Sam Smethers, Fawcett Society Chief Executive, said: “Our challenge to the Mayor is to make Greater Manchester the best place in the UK to be a woman. Women in the region see a pay gap of 11%, and find their skills and expertise are under-used. They carry out the majority of unpaid caring work and older women have the worst life-expectancy in England.
“Women also have very different transport needs to men.
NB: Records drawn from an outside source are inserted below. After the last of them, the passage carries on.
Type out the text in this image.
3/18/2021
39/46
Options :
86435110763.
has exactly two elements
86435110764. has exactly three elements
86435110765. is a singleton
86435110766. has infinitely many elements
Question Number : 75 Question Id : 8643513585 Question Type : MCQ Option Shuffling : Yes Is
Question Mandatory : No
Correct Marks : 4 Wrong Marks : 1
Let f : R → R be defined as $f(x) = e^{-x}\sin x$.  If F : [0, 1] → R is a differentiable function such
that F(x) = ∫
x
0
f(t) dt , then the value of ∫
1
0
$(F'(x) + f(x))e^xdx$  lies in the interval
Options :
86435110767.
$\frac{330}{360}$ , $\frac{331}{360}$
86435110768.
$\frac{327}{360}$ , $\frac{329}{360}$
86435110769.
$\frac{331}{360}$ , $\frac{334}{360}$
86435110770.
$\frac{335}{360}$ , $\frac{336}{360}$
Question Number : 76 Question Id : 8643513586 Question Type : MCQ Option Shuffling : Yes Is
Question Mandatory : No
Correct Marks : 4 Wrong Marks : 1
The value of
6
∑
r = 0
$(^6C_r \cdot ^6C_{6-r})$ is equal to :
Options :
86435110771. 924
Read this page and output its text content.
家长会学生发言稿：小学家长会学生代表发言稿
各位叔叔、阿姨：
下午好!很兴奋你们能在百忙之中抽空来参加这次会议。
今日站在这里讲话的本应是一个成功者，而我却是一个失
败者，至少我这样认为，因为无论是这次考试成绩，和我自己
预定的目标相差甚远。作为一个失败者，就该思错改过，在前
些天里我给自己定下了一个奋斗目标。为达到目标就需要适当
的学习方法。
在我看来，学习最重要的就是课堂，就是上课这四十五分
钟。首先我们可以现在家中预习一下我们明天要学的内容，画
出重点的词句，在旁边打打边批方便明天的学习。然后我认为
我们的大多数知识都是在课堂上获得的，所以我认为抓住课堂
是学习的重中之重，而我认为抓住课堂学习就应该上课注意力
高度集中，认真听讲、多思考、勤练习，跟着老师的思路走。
By investing in services which meet those needs we will see the economy thrive and real improvements in women’s lives.”
Gender inequality in Manchester: what else is happening?
This GMCA initiative is designed to benefit all employers and employees - promoting fair pay, high quality secure jobs and productive workplaces - but some points will particularly benefit women, including flexible working and tackling discrimination.
Music is one of the most hostile industries for women internationally, and music festivals are a sad reflection: last year women made up 26% of the line-up in a sample of large music festivals and less than 10% of headliners in a survey conducted in the US - prompting this global pledge for a 50:50 gender balance by 2022. GM festivals to sign up include Head for the Hills, Bluedot, Manchester Folk Festival and Expo, Manchester Jazz Festival and Off the Record.
Manchester is marking the centenary of women’s votes in many ways this year, particularly in regard to its suffrage history: from SNIK’s suffragette mural to the Women’s Words project and Emmeline Pankhurst’s portrait and statue. Her daughter Sylvia, meanwhile, is being remembered in a Bruntwood mural competition - as well as a bee sculpture at the People’s History Museum, whose award-winning Represent exhibition covers the campaign for women’s votes.